Un editor y una librería menos -cuánto os echaremos en falta- son un difícil roto en el mapamundi donde la vida sucede más libre y expresiva. No sé si lo saben o sí, los nuevos políticos de Andalucía que han decidido prescindir de la cultura. La ven como un gasto innecesario, un artilugio extraño del que siempre han sospechado, y casi siempre la desprecian sometiéndola al furgón de cola de deportes o del folclore. En Málaga la extinción de un Instituto Municipal del Libro fue lo primero que exigió el líder de Ciudadanos del que no existe testimonio de su reflejo de paso por el escaparate de alguna librería.

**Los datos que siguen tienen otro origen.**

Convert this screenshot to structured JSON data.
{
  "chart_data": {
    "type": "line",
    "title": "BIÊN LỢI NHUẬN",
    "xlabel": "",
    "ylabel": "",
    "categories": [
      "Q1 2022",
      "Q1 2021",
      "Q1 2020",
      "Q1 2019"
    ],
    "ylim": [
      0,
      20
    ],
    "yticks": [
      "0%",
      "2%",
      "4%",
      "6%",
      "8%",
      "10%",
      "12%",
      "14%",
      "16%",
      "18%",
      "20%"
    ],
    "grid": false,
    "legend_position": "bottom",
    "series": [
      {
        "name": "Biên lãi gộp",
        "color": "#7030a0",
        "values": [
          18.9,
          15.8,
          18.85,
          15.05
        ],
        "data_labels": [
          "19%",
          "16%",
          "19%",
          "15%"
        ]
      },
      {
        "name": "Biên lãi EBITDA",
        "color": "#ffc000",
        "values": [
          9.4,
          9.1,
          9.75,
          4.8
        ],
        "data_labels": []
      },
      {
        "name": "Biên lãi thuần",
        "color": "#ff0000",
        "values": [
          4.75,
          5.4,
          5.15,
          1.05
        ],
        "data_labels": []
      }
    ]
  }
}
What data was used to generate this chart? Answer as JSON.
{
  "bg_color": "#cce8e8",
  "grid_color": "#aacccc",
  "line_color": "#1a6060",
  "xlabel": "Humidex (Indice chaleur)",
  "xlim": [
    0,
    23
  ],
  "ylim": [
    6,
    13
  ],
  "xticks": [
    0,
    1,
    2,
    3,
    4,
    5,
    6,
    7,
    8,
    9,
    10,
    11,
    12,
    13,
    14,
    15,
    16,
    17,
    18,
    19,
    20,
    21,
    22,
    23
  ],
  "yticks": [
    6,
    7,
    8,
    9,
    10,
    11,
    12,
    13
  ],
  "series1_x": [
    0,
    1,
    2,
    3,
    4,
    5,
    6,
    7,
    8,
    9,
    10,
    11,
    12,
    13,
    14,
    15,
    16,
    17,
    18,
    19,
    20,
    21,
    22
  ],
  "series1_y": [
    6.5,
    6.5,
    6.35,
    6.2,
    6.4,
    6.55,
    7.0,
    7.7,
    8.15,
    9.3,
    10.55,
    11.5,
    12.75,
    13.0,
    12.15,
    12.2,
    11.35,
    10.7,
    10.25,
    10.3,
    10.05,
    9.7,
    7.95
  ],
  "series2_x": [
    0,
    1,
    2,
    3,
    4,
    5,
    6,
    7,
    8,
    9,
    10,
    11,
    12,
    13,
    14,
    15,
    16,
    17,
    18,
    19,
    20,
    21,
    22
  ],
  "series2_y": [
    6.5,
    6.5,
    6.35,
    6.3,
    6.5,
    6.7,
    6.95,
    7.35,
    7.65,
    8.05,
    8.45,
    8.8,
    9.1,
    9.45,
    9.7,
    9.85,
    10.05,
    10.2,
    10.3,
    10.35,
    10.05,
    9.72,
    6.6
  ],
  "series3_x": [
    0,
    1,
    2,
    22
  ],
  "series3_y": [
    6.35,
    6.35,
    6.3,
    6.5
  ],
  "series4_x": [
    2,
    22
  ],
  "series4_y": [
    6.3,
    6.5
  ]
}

Desde entonces la cultura anda fragmentada entre las franquicias de marca del arte y la precariedad presupuestaria para lo que tiene que ver con la gestión de la palabra. La cultura es un plural en Primeras personas, como el título que presenta este miércoles Juan Cruz sobre psicologías y anécdotas de escritores. Seguro que a él le gustaría uno de los aforismos de Dolor de rareza de Jose María de Loma: «Voy a leer. Hoy tengo el día libro». Si compran ambos títulos, le alargarán la vida a los libreros y a los editores, esos portadores de sueños que nos engrandecen como ciudadanos de la cultura. Militemos en ella.